The no-see-ums plagued us in the afternoons, when it was best to stay in the breeze, and my feet swelled up -- probably a combination of heat, bug-bites, and an overdose of margarita salt.  Among the fish at Isla Caño was a white, speckled eel and a parrot fish that watched me warily when I dived down among them.  


At night, after watching the sunset from a bluff the boys chased the red-orange eyes of nightjars -- the compact hawks would unfold surprising wings, flutter a dozen or score feet away and light once again in the grass -- and I could see why the local grandmothers warn the children not to follow the nightjars, for they'll tempt you off into the jungle to be lost forever.


We stayed there from Monday to Friday, when we retraced our path back through the mangroves to Sierpe and then on back toward San Jose.


We headed out again on Sunday, this time just Monica, the boys and I.  We drove Clara's car up into the high country, past the cedar woods or Zarcero through Ciudad Quesada (which everyone calls San Carlos). At every corner in this country of horse and cattle there were melons and yucca blossoms and other fruits for sale.   We stayed at the Termales del Bosque -- the hotsprings of the forest.  


In the fields where the path to the hotsprings starts there were red deer, and grey-necked wood rails foraging in the grass.  You descend down a wet path (because it had begun raining and the canyon is filled with jungle) to the spring fed pools along the creek.  There you can find the pool with the temperature to suit you -- the hotter ones are those closest to the source, of course -- and you soak.  


On Monday Porter and Monica rode horses in the rain and fog.  They saw keel-billed toucans.  As for Nico and I, after he had watched some cartoons in Spanish we walked.  Then we all gathered all our things from our little bungalow and made our way back down to the pools.  The rain fell harder today, but if you are going to have a rainy day during your vacation then hot springs are the place to schedule it.  We lingered far longer than we had planned.
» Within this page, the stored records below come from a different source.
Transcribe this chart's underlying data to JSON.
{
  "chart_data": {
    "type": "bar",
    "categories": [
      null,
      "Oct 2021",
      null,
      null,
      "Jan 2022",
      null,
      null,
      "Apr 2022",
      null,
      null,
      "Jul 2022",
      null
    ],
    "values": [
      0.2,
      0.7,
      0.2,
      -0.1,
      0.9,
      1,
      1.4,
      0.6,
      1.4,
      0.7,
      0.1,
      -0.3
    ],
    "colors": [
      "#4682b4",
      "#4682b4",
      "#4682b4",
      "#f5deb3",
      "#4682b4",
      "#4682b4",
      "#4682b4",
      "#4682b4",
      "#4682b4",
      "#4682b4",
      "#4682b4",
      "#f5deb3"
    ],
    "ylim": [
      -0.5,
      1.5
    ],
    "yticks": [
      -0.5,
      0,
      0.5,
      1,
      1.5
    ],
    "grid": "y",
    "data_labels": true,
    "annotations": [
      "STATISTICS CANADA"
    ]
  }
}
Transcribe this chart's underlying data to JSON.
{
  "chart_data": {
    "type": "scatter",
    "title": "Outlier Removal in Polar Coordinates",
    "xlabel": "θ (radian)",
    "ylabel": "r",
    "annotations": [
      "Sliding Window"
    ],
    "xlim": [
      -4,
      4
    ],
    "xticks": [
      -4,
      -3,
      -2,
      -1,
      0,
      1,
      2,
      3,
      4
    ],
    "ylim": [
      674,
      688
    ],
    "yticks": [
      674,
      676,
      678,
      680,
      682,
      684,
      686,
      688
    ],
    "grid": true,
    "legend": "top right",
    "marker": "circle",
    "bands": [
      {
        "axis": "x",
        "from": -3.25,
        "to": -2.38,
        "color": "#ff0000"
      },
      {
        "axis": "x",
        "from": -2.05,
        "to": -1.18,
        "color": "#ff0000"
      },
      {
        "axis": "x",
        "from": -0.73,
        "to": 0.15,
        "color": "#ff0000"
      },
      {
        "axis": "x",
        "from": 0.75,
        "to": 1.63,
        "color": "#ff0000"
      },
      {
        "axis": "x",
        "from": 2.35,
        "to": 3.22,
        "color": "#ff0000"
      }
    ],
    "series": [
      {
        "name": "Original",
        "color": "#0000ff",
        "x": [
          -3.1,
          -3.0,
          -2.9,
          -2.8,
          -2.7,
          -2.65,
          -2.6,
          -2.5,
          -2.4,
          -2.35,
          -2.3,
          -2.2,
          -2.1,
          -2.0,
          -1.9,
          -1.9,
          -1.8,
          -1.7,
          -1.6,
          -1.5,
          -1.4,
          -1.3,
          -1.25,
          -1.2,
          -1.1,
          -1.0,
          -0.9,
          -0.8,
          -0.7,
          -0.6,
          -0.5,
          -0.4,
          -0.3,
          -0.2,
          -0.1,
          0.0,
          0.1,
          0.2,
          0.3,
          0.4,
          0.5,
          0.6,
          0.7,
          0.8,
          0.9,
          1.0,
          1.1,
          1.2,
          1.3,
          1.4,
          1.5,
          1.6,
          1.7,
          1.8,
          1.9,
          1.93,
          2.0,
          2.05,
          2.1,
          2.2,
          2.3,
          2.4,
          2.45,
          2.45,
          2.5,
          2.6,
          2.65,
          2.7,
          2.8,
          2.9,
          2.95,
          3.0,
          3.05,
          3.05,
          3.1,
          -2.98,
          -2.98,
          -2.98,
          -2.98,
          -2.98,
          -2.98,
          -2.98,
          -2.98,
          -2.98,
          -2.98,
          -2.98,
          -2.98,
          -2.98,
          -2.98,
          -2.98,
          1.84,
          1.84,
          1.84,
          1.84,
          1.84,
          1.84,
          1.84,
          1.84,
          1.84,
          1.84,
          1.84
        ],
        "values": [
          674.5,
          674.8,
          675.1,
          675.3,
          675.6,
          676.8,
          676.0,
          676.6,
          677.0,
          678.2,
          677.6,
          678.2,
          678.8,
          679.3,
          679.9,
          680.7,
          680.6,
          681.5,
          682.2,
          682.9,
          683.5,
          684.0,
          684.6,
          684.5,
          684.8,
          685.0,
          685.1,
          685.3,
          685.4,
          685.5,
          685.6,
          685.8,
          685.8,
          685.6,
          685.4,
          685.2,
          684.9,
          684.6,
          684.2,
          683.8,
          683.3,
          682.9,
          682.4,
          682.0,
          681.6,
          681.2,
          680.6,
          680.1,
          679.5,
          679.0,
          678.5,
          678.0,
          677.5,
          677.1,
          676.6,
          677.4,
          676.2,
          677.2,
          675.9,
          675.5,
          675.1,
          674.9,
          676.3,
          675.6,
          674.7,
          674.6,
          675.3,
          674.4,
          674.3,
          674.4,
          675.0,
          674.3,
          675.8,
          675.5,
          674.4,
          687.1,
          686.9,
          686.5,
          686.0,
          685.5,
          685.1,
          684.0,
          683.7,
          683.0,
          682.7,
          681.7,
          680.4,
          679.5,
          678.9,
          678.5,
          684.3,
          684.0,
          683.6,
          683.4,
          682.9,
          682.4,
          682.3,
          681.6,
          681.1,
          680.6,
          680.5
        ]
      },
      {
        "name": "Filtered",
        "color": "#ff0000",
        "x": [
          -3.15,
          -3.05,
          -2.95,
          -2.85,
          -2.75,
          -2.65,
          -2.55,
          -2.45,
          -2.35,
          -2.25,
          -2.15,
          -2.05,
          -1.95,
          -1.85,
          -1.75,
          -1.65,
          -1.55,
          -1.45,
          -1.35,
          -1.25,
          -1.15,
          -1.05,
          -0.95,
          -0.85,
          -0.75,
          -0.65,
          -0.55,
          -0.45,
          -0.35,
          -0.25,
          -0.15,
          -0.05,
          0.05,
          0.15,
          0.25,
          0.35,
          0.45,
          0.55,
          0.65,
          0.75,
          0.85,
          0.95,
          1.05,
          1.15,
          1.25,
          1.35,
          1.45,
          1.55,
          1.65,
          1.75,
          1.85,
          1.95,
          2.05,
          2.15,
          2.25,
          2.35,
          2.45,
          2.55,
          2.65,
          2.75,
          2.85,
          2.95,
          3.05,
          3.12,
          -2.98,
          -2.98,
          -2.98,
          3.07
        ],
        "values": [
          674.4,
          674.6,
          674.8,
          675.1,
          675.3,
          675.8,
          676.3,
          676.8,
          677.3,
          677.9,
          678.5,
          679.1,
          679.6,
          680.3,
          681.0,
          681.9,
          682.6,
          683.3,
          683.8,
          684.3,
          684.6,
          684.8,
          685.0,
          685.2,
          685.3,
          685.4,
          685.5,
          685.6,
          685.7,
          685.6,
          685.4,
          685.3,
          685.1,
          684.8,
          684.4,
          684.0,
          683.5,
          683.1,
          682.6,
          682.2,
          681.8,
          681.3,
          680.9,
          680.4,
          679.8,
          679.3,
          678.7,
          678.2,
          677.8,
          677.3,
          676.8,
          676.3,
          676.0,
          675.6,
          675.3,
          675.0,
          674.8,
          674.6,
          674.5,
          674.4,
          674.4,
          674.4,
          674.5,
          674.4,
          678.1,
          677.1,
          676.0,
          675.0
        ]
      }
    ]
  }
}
We traveled on to the foot of the Arenal Volcano.  Supposedly, it is the most dramatic and active of all of Costa Rica's volcano, but mostly there was rain and fog and howling winds -- and vistas of the huge Lago Arenal with the heavy clouds torn above it.  Still we hiked up the hills.


The next day we circled the lake a drove out of the lush basin of the lago and into the parched heat of dry-season Guanacaste.  The dessicated fields, leafless trees and herds of gaunt brahman cattle reminded me of India's Rajasthan more than anything else.  If the rock outcroppings would have had ruined hill forts upon them the illusion would have been complete.  Across the Nicoya Peninsula we headed for Playa Samara, a classic beachtown on the Pacific coast.  And so it was sandcastles decorated with coral and swimming in the surf.  (I found that I had crossed some line in birding-geekdom when I ignored a full troop of howler monkeys in the mangoes and spent 5 minutes concentrated on figuring out whether the bird in the weeds was an Olive Sparrow or a Worm-Eating Warbler.  -- Its conical bill gave it away as the sparrow.)


We spent the last couple of days back in San Jose, doing some eating out and some shopping and some video-gaming and some good hanging out with Eckart and Clara and Sophia.  On our last day I made a morning run down to Carara National Park for a final hike (crocodiles! peccaries! iguanas! monkeys! macaws! -- and I identified 46 species of birds that morning, including pale-billed woodpeckers, trogons, manakins, herons and motmots).


And as I said, it was a pretty good trip to Costa Rica.  And nice to be home, too.


Thursday, March 18, 2010

Wednesday, March 17, 2010

To Isla Cano to snorkel on the coral reef and build sand castles.



Tuesday, March 16, 2010

Monday, March 15, 2010

San Jose to the Osa Peninsula -- via Rio Sierpe and the mangrove forests.



Sunday, March 14, 2010


We arrived in Costa Rica to Clara, Sophia and Eckart.